18.5.5 Inflammatory Neuropathy

Inflammatory neuropathies are amenable to anti-inflammatory treatment. The two main types of inflammatory neuropathy are chronic inflammatory demyelinating polyneuropathy (CIDP) and multifocal motor neuropathy (MMN). CIDP is a mixed neuropathy while MMN is predominantly motor. Both upper and lower limbs tend to be affected. Ultrasound and MR features are increased neural size and muscle denervation ± atrophy (Fig. 18.7). Any brachial trunk size of >8 mm² and swelling of the median nerve >13 mm² in the arm or >10 mm² in the forearm is 99% specific for inflammatory neuropathy [23]. Multiple sites of nerve swelling may be present.

Fig. 18.7

MRN of patient with CIDP and characteristic enlargement of nerve roots and more peripheral plexal components on coronal MIP 3D SPACE STIR images, both in the (a) brachial (arrows) and (b) lumbosacral plexuses (arrows)

Key Points

• Imaging is helpful in assessing inflammatory neuropathy.
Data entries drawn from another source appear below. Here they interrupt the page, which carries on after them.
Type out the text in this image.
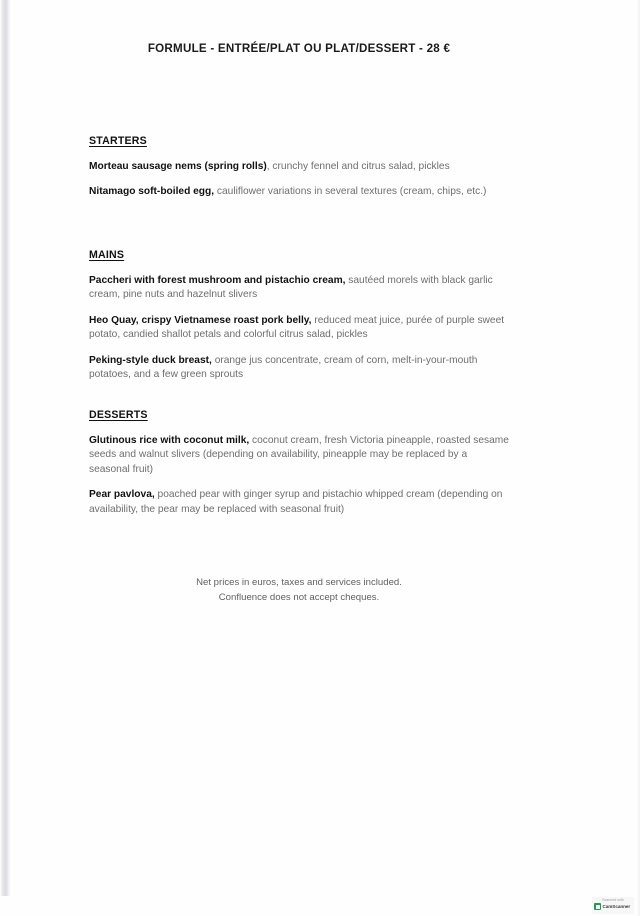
FORMULE - ENTRÉE/PLAT OU PLAT/DESSERT - 28 €
STARTERS

Morteau sausage nems (spring rolls), crunchy fennel and citrus salad, pickles

Nitamago soft-boiled egg, cauliflower variations in several textures (cream, chips, etc.)

MAINS

Paccheri with forest mushroom and pistachio cream, sautéed morels with black garlic cream, pine nuts and hazelnut slivers

Heo Quay, crispy Vietnamese roast pork belly, reduced meat juice, purée of purple sweet potato, candied shallot petals and colorful citrus salad, pickles

Peking-style duck breast, orange jus concentrate, cream of corn, melt-in-your-mouth potatoes, and a few green sprouts

DESSERTS

Glutinous rice with coconut milk, coconut cream, fresh Victoria pineapple, roasted sesame seeds and walnut slivers (depending on availability, pineapple may be replaced by a seasonal fruit)

Pear pavlova, poached pear with ginger syrup and pistachio whipped cream (depending on availability, the pear may be replaced with seasonal fruit)

Net prices in euros, taxes and services included.
Confluence does not accept cheques.
Scanned with
CamScanner
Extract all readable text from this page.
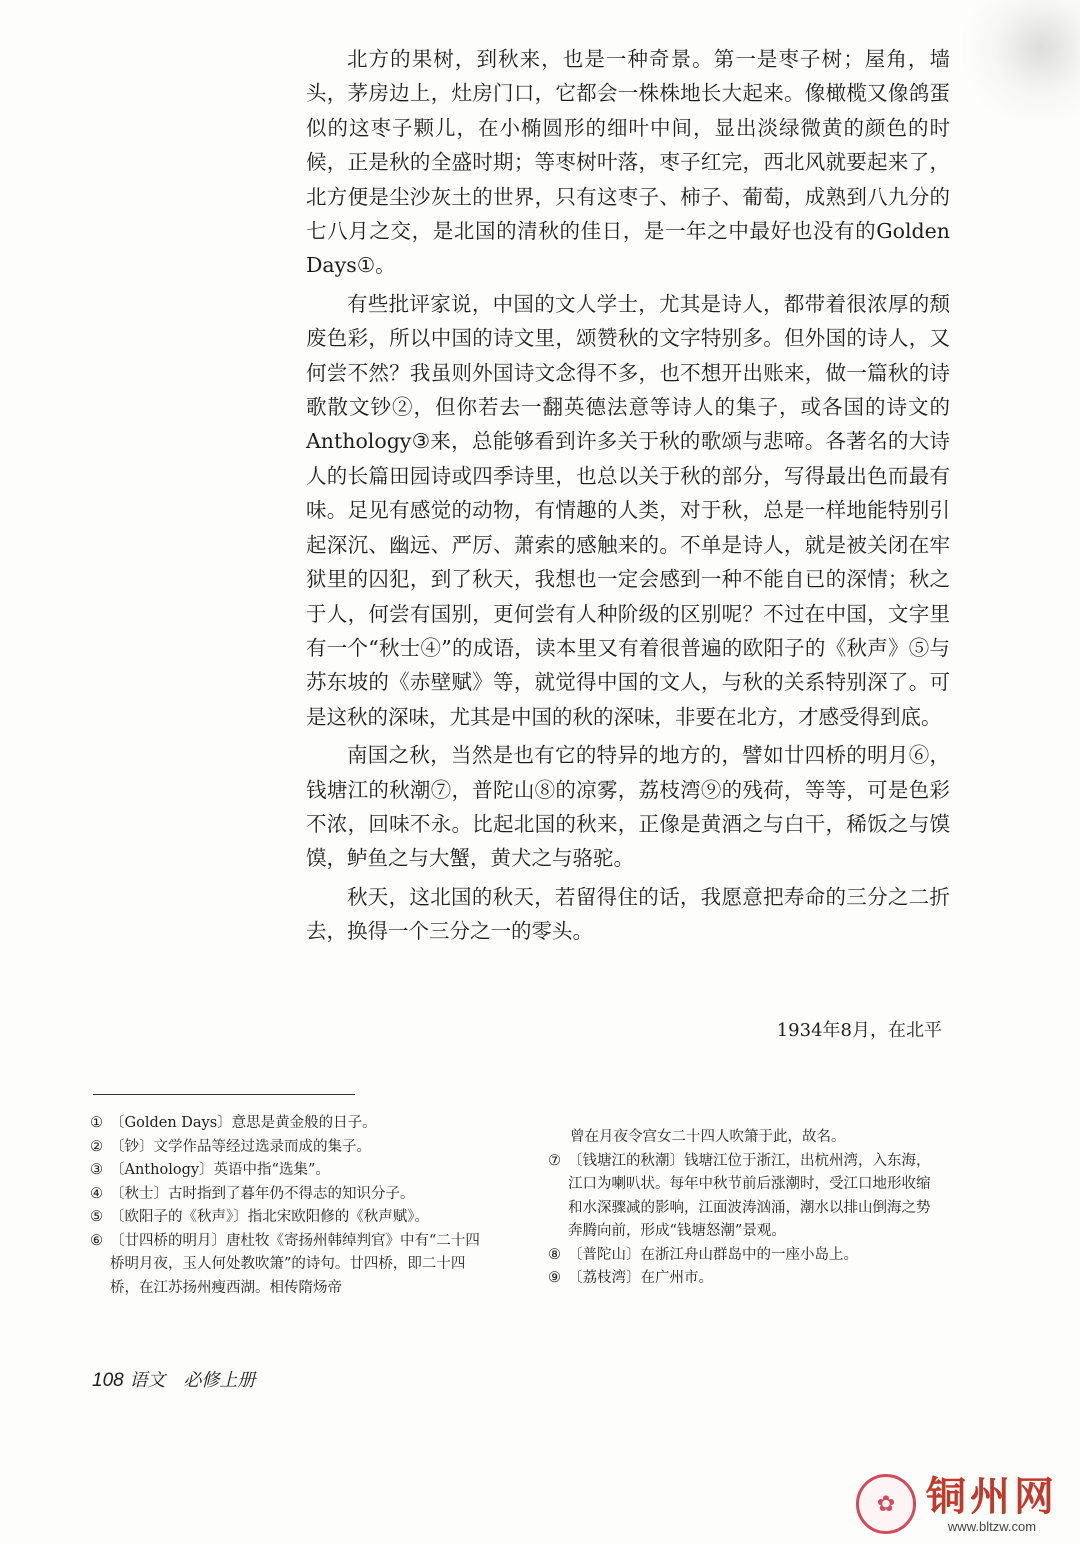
北方的果树，到秋来，也是一种奇景。第一是枣子树；屋角，墙头，茅房边上，灶房门口，它都会一株株地长大起来。像橄榄又像鸽蛋似的这枣子颗儿，在小椭圆形的细叶中间，显出淡绿微黄的颜色的时候，正是秋的全盛时期；等枣树叶落，枣子红完，西北风就要起来了，北方便是尘沙灰土的世界，只有这枣子、柿子、葡萄，成熟到八九分的七八月之交，是北国的清秋的佳日，是一年之中最好也没有的Golden Days①。

有些批评家说，中国的文人学士，尤其是诗人，都带着很浓厚的颓废色彩，所以中国的诗文里，颂赞秋的文字特别多。但外国的诗人，又何尝不然？我虽则外国诗文念得不多，也不想开出账来，做一篇秋的诗歌散文钞②，但你若去一翻英德法意等诗人的集子，或各国的诗文的Anthology③来，总能够看到许多关于秋的歌颂与悲啼。各著名的大诗人的长篇田园诗或四季诗里，也总以关于秋的部分，写得最出色而最有味。足见有感觉的动物，有情趣的人类，对于秋，总是一样地能特别引起深沉、幽远、严厉、萧索的感触来的。不单是诗人，就是被关闭在牢狱里的囚犯，到了秋天，我想也一定会感到一种不能自已的深情；秋之于人，何尝有国别，更何尝有人种阶级的区别呢？不过在中国，文字里有一个“秋士④”的成语，读本里又有着很普遍的欧阳子的《秋声》⑤与苏东坡的《赤壁赋》等，就觉得中国的文人，与秋的关系特别深了。可是这秋的深味，尤其是中国的秋的深味，非要在北方，才感受得到底。

南国之秋，当然是也有它的特异的地方的，譬如廿四桥的明月⑥，钱塘江的秋潮⑦，普陀山⑧的凉雾，荔枝湾⑨的残荷，等等，可是色彩不浓，回味不永。比起北国的秋来，正像是黄酒之与白干，稀饭之与馍馍，鲈鱼之与大蟹，黄犬之与骆驼。

秋天，这北国的秋天，若留得住的话，我愿意把寿命的三分之二折去，换得一个三分之一的零头。

1934年8月，在北平
① 〔Golden Days〕意思是黄金般的日子。
② 〔钞〕文学作品等经过选录而成的集子。
③ 〔Anthology〕英语中指“选集”。
④ 〔秋士〕古时指到了暮年仍不得志的知识分子。
⑤ 〔欧阳子的《秋声》〕指北宋欧阳修的《秋声赋》。
⑥ 〔廿四桥的明月〕唐杜牧《寄扬州韩绰判官》中有“二十四桥明月夜，玉人何处教吹箫”的诗句。廿四桥，即二十四桥，在江苏扬州瘦西湖。相传隋炀帝
曾在月夜令宫女二十四人吹箫于此，故名。
⑦ 〔钱塘江的秋潮〕钱塘江位于浙江，出杭州湾，入东海，江口为喇叭状。每年中秋节前后涨潮时，受江口地形收缩和水深骤减的影响，江面波涛汹涌，潮水以排山倒海之势奔腾向前，形成“钱塘怒潮”景观。
⑧ 〔普陀山〕在浙江舟山群岛中的一座小岛上。
⑨ 〔荔枝湾〕在广州市。
108 语文　必修上册
✿ 铜州网
www.bltzw.com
• Bilateral, diffuse, and multifocal involvement is common.

18.6 Concluding Remarks

One can appreciate that imaging of the peripheral nerves comprises a wide pathological spectrum. Imaging has greatly increased our knowledge and perception of peripheral nerve disorders enabling these disorders to be diagnosed and treated with greater clarity and precision. When imaging the peripheral nerves, one needs to be particularly mindful of the patient’s history regarding previous trauma, malignancy, surgery, irradiation, as well as neurological symptoms and deficit. Ultrasound and MRI are, in many instances, complementary in this regard with considerable clinical practical benefit.

Take Home Messages

• Ultrasound and MRI are incredibly helpful in the assessment of peripheral nerve disorders.

• High-resolution, targeted imaging is required.

• Usually either imaging modality will suffice, but to fully address some problems, both may be required and are usually complementary in this regard.